Ben, (and others who think SSH is the answer):

If you're serious about mozilla moving away from a CA model to an SSH model
then do this:

Go into mozilla, and disable ALL trust for all the CAs.  All of them.
Root CAs and intermediate CAs.  Every one. And leave them disabled.  NO CAs.
You can trust self-signed SSL and email certs from your friends, or that
you yourself issued, but NOTHING else.  And live with it like that for 90
days, without trusting any CAs at any time during those 90 days.

No Cheating.  No turning on one CA so you can go to your bank, and then
turning it off again.  If you cheat, your proposal loses.

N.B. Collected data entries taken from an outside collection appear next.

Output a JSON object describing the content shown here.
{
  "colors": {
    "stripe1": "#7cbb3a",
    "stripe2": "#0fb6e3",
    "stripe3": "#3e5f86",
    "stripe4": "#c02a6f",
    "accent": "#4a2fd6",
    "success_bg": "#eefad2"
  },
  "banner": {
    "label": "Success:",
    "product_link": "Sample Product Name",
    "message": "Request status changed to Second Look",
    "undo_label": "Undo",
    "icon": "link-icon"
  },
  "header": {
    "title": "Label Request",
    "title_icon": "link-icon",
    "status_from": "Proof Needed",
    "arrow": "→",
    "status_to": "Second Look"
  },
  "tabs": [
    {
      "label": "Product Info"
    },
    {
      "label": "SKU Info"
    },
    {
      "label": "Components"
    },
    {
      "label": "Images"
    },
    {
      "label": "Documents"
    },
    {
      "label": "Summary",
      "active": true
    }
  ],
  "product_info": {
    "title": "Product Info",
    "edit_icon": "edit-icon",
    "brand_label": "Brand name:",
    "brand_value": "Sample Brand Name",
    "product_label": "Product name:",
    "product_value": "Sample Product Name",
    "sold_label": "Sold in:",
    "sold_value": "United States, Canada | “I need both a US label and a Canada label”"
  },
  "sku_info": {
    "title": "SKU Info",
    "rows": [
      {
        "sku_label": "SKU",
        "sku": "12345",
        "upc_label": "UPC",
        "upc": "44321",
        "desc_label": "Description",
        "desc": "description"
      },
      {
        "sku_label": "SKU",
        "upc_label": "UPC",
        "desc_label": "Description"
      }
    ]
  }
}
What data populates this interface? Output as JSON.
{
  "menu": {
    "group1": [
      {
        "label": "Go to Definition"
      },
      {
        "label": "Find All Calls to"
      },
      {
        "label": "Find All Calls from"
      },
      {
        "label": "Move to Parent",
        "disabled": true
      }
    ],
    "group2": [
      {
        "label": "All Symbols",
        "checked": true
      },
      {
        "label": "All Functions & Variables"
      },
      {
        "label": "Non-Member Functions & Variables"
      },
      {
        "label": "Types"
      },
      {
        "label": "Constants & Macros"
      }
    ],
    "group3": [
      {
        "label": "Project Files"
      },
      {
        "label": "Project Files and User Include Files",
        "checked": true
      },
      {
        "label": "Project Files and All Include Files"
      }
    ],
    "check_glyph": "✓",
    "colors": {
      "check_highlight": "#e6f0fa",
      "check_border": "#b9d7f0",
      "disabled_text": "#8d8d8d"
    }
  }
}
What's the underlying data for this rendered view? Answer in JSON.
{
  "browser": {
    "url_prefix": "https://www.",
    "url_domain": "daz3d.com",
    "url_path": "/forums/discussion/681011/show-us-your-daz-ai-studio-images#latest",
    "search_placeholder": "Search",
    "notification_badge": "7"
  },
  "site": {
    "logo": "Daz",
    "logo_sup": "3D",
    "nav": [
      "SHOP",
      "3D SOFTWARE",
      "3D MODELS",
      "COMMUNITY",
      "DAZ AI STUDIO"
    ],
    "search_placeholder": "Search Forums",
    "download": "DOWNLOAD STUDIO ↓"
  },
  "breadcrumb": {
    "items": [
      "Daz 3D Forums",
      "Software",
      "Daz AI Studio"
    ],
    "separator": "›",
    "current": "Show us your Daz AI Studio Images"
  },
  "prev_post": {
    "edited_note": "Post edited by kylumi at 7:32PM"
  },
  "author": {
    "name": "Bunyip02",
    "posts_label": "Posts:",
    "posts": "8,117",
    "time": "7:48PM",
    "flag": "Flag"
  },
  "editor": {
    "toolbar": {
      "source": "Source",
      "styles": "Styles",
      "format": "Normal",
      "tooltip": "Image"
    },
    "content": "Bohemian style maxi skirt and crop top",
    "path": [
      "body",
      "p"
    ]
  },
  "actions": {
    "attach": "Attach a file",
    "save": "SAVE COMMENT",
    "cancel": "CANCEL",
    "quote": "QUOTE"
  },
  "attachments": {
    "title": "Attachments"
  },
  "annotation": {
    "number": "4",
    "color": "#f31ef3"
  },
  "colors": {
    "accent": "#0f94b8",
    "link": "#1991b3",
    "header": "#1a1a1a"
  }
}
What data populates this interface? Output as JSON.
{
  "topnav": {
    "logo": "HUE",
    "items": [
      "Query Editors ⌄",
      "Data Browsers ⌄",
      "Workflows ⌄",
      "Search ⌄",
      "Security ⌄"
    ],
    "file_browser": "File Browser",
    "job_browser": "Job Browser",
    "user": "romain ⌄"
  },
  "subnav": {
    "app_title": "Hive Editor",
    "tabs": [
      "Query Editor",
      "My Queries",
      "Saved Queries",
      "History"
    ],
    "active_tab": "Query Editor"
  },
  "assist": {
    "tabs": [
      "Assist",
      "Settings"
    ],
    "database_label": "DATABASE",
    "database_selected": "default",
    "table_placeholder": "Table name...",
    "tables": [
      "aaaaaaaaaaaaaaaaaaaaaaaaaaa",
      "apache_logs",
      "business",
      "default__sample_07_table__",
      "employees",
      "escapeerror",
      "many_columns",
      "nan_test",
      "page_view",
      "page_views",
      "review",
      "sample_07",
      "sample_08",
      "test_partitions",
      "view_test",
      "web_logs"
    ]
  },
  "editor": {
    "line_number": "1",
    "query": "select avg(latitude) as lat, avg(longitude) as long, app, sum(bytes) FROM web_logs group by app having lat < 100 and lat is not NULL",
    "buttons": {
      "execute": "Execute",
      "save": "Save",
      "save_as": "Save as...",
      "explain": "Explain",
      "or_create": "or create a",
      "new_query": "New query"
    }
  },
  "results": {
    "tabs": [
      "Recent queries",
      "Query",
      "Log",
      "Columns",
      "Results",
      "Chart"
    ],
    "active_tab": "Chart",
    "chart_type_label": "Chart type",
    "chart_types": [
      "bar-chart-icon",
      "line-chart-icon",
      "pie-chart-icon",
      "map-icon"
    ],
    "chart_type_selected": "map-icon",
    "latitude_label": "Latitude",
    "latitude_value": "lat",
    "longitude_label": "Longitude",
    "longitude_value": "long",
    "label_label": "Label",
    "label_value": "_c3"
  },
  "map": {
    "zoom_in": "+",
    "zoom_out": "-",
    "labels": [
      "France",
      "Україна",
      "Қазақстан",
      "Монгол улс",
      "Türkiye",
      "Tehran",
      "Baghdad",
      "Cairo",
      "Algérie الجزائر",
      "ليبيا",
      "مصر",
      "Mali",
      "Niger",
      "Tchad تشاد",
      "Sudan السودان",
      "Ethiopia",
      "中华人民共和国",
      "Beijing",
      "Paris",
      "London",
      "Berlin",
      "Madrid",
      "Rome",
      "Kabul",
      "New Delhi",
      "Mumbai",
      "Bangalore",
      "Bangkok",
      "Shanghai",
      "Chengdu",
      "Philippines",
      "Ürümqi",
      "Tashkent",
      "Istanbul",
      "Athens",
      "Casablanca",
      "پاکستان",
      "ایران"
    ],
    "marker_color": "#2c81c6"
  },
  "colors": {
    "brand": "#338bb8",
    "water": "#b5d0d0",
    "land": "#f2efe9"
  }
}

Also, no trusting SSL certs for your bank or your favorite merchant,
unless you get the fingerprint for that cert from the bank or merchant
themselves, over some channel more secure than email (for this purpose,
we'll say a phone line is OK, but only if you're not a dissident in China).
Because that's what the SSH model is all about.

Live with what you propose.  No cheating.  Then after 90 days, come back
and tell me you never needed any CAs to do anything.  Tell us how many
calls you had to make to get fingerprints.  Tell us how many times you
wanted to visit a web site but found that the cert was untrusted.
Tell us how much better that was than with CAs.

When you and numerous others can honestly tell us that's better, THEN
maybe mozilla should start to consider that approach.

In the meantime, the issue before mozilla foundation is to choose new
CAs for admission to the list of trusted CAs.